Step 4 : Inspect CPU and I/O pressure indicators.
Safety note

iostat is provided by the sysstat package. If it is not installed, you may need to install it during a maintenance window or use alternate tooling.

Command
iostat -x

iostat -x helps you spot storage pressure and I/O wait. Elevated %iowait can indicate slow disks, saturated throughput, or failing hardware forcing retries. If CPU looks mostly idle while %iowait is high, storage is often the bottleneck.

# Focus areas:
# avg-cpu: %iowait
# Per-device utilization and latency signals (if present in your output).
Step 5 : Confirm listening sockets for key services.
Command
ss -tuln

Listener checks confirm which services are exposed and whether expected ports are open. This is a fast way to verify “service is up” versus “service is running but not reachable.” Use numeric output to avoid DNS resolution delays during incident response.

# Look for expected listeners:
# tcp LISTEN 0 0 0.0.0.0:22 ...
# tcp LISTEN 0 0 127.0.0.1:3306 ...
Step 6 : Launch a live process monitor.
Command
top

top provides a live view of load, CPU state (including I/O wait), memory usage, and the processes consuming resources right now. Use this to identify the immediate top consumers and decide whether you need to throttle, restart, or isolate a workload.

# Watch for:
# - Sustained high load with low %idle
# - High %wa (I/O wait)
# - A single process dominating CPU or memory

Common breakpoints

Root filesystem near 100%

If / is close to full, treat it as a priority incident. Free space immediately (logs, caches, crash dumps), then confirm services recover and writes are no longer blocked.

dmesg shows I/O errors or read-only remount

This is a strong indicator of failing storage or a degraded path. Capture logs, identify impacted mountpoints, and escalate. Do not keep retrying writes into a failing disk.
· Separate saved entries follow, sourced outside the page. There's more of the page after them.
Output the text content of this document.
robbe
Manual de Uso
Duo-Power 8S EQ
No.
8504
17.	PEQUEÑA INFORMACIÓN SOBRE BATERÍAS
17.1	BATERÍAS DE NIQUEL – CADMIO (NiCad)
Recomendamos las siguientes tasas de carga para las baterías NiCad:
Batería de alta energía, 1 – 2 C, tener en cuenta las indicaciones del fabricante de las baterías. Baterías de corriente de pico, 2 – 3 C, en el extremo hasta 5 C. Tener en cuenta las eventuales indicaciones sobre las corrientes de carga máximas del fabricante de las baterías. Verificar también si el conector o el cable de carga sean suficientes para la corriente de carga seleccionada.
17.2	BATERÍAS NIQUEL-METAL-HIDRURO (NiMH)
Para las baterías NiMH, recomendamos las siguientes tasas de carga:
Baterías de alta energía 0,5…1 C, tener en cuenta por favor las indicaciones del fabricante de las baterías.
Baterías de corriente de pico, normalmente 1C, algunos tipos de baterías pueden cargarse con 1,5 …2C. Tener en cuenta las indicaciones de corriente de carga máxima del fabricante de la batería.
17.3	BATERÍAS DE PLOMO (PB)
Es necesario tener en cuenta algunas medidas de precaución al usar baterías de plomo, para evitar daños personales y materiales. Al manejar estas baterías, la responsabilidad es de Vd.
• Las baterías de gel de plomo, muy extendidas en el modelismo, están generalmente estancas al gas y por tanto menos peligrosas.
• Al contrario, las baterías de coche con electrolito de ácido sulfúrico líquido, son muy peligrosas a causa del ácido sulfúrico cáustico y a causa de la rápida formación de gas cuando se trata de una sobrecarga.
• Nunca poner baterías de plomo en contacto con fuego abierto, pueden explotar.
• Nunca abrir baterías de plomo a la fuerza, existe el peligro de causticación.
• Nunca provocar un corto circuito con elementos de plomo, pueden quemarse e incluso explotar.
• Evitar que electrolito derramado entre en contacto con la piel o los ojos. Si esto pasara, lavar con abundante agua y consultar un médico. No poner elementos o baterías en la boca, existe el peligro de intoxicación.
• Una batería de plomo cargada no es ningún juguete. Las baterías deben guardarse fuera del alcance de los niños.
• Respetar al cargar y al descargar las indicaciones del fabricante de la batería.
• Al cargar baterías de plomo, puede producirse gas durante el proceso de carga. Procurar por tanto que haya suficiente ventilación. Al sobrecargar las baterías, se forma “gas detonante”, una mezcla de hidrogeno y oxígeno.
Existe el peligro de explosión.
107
High swap usage and low available memory

Swapping can make a system feel “randomly slow.” Identify the top memory consumers and validate whether the workload is normal growth, a leak, or an undersized host.

ss output missing expected listener

If the port is not listening, confirm the service is running and bound to the correct interface. If it is listening only on 127.0.0.1 when you expect external access, fix bind configuration before chasing firewall rules.

Cleanup checklist

This lab is read-only. Your cleanup is to record evidence (outputs and timestamps) and revert any temporary terminal filters or paging choices you used during triage.

Commands
df -h
dmesg | tail
free -h
iostat -x
ss -tuln
top
Success signal

You can state the bottleneck (capacity, memory pressure, storage latency, or process saturation) and you have enough command output to justify next actions.

Reference

  • df -h : Shows disk usage for mounted filesystems in human-readable units.
    • -h : Prints sizes in human-readable units (GiB/MiB).
  • dmesg | tail : Displays the most recent kernel messages.
    • | : Pipes output from the left command into the right command.
    • tail : Shows the last lines of output.
  • free -h : Shows memory and swap usage in human-readable units.
    • -h : Prints sizes in human-readable units (GiB/MiB).
  • iostat -x : Displays extended CPU and device I/O statistics.
    • -x : Enables extended per-device statistics.
  • ss -tuln : Lists TCP/UDP listening sockets without resolving names.
    • -t : TCP sockets.
    • -u : UDP sockets.
    • -l : Listening sockets.
    • -n : Numeric output (no DNS/service name resolution).
  • top : Interactive real-time view of processes, CPU, memory, and load averages.